S’il suffisait d’un bon algorithme pour être un bon commerçant…


1 MILLIARD

Plus d’un milliard de transactions en ligne en France par an.

Aujourd’hui, la difficulté dans le retail, c’est évidemment la montée spectaculaire des ventes en ligne. Donc perte de la valeur des m2, trop de m2, etc… Aux Etats-Unis c’est plus flagrant encore qu’en Europe. Un tiers des centres commerciaux US fermeront dans les 2 prochaines années.

En 20 ans, Amazon a construit un empire commercial plus vaste que celui de Walmart.

Le consommateur «amazon prime-minded », habitué aux expériences numériques fluides et personnalisées, n’apprécie plus l’expérience de la consommation de masse.

On passe d’un système de mass market homogène à une multiplicité de réponses.

DIX POUR CENT

La réalité, c’est que le e-commerce représente 10% globalement du marché de la consommation.

Le magasin reste donc très important.

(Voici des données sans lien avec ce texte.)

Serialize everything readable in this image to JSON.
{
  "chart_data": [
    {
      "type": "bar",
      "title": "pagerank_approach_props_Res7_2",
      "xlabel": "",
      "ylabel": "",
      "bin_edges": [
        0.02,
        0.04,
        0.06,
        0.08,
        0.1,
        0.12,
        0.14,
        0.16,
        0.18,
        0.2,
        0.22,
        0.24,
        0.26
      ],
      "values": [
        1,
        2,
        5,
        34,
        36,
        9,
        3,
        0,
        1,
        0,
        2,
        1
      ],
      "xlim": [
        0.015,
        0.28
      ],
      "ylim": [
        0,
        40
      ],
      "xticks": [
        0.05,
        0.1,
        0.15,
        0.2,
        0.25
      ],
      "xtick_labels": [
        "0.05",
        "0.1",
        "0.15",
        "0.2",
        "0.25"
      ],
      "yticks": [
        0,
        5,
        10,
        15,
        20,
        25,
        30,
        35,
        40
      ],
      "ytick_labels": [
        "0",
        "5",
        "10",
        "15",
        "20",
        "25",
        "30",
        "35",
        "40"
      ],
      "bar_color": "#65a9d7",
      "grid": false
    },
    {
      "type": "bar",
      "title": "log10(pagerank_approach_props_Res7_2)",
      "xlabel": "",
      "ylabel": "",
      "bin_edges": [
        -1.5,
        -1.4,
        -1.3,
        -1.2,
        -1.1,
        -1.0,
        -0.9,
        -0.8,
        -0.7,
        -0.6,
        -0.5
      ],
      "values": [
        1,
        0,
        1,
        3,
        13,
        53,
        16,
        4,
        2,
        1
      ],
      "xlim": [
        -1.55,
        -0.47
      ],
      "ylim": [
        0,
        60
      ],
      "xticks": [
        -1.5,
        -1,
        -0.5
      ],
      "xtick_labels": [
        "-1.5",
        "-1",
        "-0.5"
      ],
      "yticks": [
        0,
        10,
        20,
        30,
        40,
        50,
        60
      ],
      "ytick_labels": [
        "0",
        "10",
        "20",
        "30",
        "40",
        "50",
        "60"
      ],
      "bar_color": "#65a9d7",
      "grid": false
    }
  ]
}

Avec deux demandes clients fondamentales : la découverte et l’efficacité.

1. « Ultimate experience shopper »
Le client en mode découverte. Celui qui a du temps pour découvrir la marque, qui s’est déplacé pour tester, essayer, se divertir, obtenir des informations, acheter du superflu… Costco, Primark, Sostrene Grene, Little extra, Tigers…
2. Les technologies connectées au client
Le client en mode efficace. Celui qui passe rapidement acheter un produit qu’il connaît déjà. Drive, click and collect, lockers, …Un client qui utilise son mobile en complémentarité du magasin. No mobile, no business.
« Notre objectif, c’est de maximiser le plaisir et de minimiser les contraintes de notre clientèle ».
Régis Schultz, CEO Monoprix.

Si le KPI reste les visites en magasin, la façon de générer ces dernières évolue rapidement. 64% des ventes en magasin sont influencées par le digital.

Chaque matin, un directeur de magasin devrait non seulement regarder sa vitrine physique mais aussi le site mobile de son enseigne pour comprendre ce que ses clients vont vivre.

Mais l’omnicanalité n’est gage ni de conversion ni de satisfaction clients. Alors quel est le parcours client optimal aujourd’hui ?

Le client unique, on l’a. C’est le parcours du client unique qu’il faut apprendre à mieux suivre. Passer de l’omminicanalité au commerce unifié.


DU TOUT-MOBILE À L’ÈRE DE L’ASSISTANCE

Les retailers à peine “ Mobile First “ sont déjà contraints à devenir “ AI First “. Amazon ayant une fois de plus une grande longueur d’avance sur eux.

L’assistance annonce une transformation profonde du shopping. Dans l’usage et dans les comportements d’achat. Les retailers doivent appréhender cette révolution comme autant de nouveaux points de contacts avec leurs clients via une interface vocale.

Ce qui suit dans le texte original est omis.